Joint Training of Generic CNN-CRF Models with Stochastic Optimization
This addresses the challenge of efficient joint training for CNN-CRF models in computer vision, though it appears incremental as it adapts existing stochastic methods to a new context.
The paper tackles the problem of training CNN-CRF models end-to-end by proposing a joint stochastic optimization method, showing it is general, scalable, and easy to implement, with empirical evaluation on semantic labeling of body parts in depth images demonstrating favorable performance compared to competing techniques.

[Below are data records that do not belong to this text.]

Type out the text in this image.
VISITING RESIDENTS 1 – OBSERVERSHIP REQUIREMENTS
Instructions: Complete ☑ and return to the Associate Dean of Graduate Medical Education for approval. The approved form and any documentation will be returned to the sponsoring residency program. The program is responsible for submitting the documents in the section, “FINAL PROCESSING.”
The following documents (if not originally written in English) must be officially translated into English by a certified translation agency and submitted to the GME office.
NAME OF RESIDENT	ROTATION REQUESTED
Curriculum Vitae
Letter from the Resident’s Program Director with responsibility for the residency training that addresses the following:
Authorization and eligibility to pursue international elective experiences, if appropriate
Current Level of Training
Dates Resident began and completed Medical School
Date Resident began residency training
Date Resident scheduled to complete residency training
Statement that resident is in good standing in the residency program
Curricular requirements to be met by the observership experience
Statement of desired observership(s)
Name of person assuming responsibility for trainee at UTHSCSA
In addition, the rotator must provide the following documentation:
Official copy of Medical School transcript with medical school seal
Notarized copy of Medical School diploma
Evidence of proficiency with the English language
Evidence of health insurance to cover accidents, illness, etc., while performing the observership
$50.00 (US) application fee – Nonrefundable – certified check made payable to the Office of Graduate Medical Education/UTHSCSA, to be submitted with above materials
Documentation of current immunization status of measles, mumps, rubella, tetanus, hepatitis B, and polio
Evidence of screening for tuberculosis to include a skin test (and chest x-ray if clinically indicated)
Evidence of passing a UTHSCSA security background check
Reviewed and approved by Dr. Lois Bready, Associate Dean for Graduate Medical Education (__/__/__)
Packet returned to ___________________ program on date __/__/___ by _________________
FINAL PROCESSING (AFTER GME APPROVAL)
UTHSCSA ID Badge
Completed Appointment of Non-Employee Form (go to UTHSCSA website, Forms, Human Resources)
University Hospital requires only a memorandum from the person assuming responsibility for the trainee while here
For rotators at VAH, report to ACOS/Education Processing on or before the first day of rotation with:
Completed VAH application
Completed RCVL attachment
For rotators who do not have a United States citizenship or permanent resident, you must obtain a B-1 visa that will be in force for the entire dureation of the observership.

We propose a new CNN-CRF end-to-end learning framework, which is based on joint stochastic optimization with respect to both Convolutional Neural Network (CNN) and Conditional Random Field (CRF) parameters. While stochastic gradient descent is a standard technique for CNN training, it was not used for joint models so far. We show that our learning method is (i) general, i.e. it applies to arbitrary CNN and CRF architectures and potential functions; (ii) scalable, i.e. it has a low memory footprint and straightforwardly parallelizes on GPUs; (iii) easy in implementation. Additionally, the unified CNN-CRF optimization approach simplifies a potential hardware implementation. We empirically evaluate our method on the task of semantic labeling of body parts in depth images and show that it compares favorably to competing techniques.